Projet de cartographie du bruit CENSE

Mesure, modélisation et cartographie du bruit – Projet CENSE

Présentation vidéo

1) Origine du projet Selon l’OMS, le bruit est la deuxième cause de morbidité, derrière la pollution atmosphérique, parmi les facteurs de risques environnementaux en Europe (réf rapport sur l’environnement en France – 2014). La réglementation impose de produire des cartes de bruit. Elles sont basées sur la modélisation numérique qui calcule les nuisances sonores à partir des sources de bruit connues, mais les modèles sont souvent éloignés de la réalité et les sources de bruit mal répertoriées. De plus les cartes de bruit ne tiennent compte que de critères physiques pour caractériser les nuisances. Ce n’est pas parce qu’un bruit est fort qu’il est automatiquement gênant. La perception humaine des nuisances sonores est complexe, à l’exemple du bruit insupportable de la goutte d’eau dans le lavabo ou de la moto qui va réveiller tout un quartier.

le projet CENSE consiste à produire des cartes de bruit représentatives de sa perception, par une approche globale associant données libres, mesures et modélisations.
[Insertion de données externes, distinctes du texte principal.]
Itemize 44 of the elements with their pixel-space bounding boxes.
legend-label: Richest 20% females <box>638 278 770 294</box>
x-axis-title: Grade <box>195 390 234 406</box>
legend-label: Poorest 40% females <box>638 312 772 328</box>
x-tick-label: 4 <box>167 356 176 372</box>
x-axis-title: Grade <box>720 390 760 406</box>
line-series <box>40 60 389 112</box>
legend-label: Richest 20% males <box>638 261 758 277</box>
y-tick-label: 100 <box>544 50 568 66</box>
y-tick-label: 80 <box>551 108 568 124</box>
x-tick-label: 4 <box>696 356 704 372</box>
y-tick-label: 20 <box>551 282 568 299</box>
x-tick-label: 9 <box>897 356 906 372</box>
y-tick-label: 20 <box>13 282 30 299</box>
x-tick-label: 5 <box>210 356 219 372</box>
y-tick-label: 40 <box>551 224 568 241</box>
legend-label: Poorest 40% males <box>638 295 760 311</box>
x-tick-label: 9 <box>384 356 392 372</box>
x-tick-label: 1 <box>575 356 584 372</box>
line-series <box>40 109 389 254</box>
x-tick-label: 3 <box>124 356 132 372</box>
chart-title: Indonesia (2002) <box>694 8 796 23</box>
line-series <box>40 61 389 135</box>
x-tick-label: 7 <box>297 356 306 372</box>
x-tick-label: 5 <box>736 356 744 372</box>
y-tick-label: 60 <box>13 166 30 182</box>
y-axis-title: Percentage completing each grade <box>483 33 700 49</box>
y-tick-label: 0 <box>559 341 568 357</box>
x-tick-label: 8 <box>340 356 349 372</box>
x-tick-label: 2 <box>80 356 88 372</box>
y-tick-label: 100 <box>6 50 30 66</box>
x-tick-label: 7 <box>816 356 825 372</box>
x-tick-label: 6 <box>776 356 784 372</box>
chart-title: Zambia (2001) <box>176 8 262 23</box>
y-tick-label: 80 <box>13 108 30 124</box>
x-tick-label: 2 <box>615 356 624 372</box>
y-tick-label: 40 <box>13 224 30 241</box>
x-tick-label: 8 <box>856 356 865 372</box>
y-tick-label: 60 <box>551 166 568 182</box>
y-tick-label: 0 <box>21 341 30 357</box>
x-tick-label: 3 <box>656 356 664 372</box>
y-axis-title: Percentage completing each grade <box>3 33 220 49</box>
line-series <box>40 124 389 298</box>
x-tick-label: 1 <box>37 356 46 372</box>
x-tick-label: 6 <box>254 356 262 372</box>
La technologie mise en place intégre la modélisation des données afin d’aller au-delà de la seule prise en compte de critères physique du bruit.

D’autres domaines comme la météo utilisent des approches qui fusionnent modèles et mesures. La nouveauté est d’appliquer ces approches dites d’assimilation de données à l’acoustique environnementale, ce qui n’existe pas aujourd’hui de manière opérationnelle. Il s’agit d’un sujet de développement dans le cadre plus large des « smart cities »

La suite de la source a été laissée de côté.